Publié le 11 mars 2013
On nous avait annoncé la « transcription fidèle » par le législateur de l’accord signé le 11 janvier dernier pour trois syndicats bien mal
inspirés et un Medef plus remonté que jamais. Force est de constater que la promesse est tenue, et même au-delà !
Le projet de loi aggrave sur plusieurs points importants les nuisances portées par l’accord, renforce les marges de
liberté offertes au patronat, réduit les capacités d’intervention des salariés et de leurs représentants.
Parmi les innovations du projet de loi, citons la validation administrative des accords organisant une procédure de licenciement collectif, contenu du PSE
inclus.

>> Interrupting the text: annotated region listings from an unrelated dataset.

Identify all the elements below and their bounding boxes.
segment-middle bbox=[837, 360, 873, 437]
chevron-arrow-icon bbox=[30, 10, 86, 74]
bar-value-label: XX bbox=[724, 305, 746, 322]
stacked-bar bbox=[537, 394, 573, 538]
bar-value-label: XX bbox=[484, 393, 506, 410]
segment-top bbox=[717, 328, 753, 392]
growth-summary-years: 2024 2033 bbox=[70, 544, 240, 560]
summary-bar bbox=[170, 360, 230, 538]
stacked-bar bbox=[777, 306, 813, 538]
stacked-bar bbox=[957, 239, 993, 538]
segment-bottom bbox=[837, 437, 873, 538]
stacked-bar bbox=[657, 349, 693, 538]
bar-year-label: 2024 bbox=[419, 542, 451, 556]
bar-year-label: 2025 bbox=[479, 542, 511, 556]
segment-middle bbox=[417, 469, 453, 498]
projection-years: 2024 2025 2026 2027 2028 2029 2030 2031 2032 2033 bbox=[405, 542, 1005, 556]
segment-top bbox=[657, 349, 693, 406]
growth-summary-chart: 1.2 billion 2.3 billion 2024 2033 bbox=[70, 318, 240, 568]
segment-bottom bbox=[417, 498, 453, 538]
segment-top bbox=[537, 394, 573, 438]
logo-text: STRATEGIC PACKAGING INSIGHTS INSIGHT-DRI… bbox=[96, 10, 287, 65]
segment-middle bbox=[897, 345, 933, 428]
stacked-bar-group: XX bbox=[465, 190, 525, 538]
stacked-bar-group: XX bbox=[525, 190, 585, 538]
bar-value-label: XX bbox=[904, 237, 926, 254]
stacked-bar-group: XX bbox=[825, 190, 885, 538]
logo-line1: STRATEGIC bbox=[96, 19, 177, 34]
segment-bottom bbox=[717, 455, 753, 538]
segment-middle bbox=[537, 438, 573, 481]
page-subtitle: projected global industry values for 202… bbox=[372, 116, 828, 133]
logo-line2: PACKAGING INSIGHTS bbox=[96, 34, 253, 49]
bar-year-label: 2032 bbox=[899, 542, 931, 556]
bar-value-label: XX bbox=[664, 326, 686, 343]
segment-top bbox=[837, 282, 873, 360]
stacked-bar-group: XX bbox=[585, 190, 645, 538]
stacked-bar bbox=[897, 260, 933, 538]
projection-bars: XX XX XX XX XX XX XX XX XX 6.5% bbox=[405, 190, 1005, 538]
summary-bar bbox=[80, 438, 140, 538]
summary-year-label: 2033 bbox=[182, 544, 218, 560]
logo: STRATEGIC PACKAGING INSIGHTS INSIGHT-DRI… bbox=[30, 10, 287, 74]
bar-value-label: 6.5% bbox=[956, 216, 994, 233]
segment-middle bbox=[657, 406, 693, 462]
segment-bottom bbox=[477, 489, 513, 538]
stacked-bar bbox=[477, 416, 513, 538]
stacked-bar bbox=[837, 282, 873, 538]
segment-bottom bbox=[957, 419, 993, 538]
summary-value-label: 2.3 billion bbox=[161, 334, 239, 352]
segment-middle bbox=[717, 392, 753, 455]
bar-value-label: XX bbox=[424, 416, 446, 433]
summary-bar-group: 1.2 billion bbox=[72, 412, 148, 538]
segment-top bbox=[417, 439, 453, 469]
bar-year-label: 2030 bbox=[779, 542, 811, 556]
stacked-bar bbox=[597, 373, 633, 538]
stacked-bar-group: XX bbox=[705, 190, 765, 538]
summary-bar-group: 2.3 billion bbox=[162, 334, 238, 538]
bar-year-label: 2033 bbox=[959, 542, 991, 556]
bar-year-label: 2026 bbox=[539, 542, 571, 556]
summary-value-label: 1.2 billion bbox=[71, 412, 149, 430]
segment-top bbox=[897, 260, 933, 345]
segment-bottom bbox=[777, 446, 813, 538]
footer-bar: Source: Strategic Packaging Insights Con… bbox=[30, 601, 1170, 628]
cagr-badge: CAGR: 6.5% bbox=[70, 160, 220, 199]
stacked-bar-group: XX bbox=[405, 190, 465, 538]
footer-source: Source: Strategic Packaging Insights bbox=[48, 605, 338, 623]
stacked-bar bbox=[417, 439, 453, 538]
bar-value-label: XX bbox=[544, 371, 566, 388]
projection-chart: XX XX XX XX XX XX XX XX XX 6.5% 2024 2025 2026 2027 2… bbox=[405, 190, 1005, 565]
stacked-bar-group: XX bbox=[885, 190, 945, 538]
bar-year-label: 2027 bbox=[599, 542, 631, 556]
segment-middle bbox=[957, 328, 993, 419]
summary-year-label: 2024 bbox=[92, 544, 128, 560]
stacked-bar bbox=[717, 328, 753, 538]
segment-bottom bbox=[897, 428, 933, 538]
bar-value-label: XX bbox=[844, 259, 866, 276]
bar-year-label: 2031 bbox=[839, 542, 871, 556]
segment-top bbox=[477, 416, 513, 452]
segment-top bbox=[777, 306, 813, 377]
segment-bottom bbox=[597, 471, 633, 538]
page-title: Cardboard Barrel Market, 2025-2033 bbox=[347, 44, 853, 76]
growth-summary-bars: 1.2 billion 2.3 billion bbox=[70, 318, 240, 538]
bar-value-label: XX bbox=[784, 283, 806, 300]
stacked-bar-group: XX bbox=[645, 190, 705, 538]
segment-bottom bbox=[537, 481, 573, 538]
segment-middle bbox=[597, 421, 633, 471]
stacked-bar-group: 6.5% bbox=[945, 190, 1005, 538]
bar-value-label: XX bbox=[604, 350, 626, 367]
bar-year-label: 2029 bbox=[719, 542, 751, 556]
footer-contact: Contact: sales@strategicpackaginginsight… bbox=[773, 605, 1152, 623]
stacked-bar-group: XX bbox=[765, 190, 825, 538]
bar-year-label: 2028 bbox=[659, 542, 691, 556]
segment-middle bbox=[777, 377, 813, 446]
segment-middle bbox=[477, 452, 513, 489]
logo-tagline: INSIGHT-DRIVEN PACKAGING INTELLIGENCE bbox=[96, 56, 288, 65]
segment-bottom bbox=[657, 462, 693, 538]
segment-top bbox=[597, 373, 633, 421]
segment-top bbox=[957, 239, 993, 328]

Instruite en huit jours, cette validation sera formelle. Elle sert uniquement à justifier un autre choix majeur : confier au juge administratif l’essentiel du contentieux des
restructurations. Faut-il rappeler qu’en 2008, la rupture conventionnelle avait fait l’objet d’un traitement tout différent : c’est le juge prud’homal qui est compétent pour tous les
contentieux qu’elle peut susciter, y compris pour examiner la validité de la décision administrative d’homologation.
Cette situation rend encore moins tolérables les discours convergents des signataires et des ministres concernés, selon lesquels le Parlement devrait se
contenter d’entériner docilement le projet qui lui est soumis. Nous devons tout faire pour rappeler aux députés et sénateurs qu’ils ont des droits et des devoirs, que le respect des
partenaires sociaux ne consiste pas à entériner les orientations dictées par un accord dont les syndicats signataires sont loin de représenter la majorité des salariés.
C’est pourquoi ce numéro de Cadres et droit consacré à l’ANI revient sur les principes de la démocratie sociale et de la représentativité, quelque peu
malmenés ces derniers temps...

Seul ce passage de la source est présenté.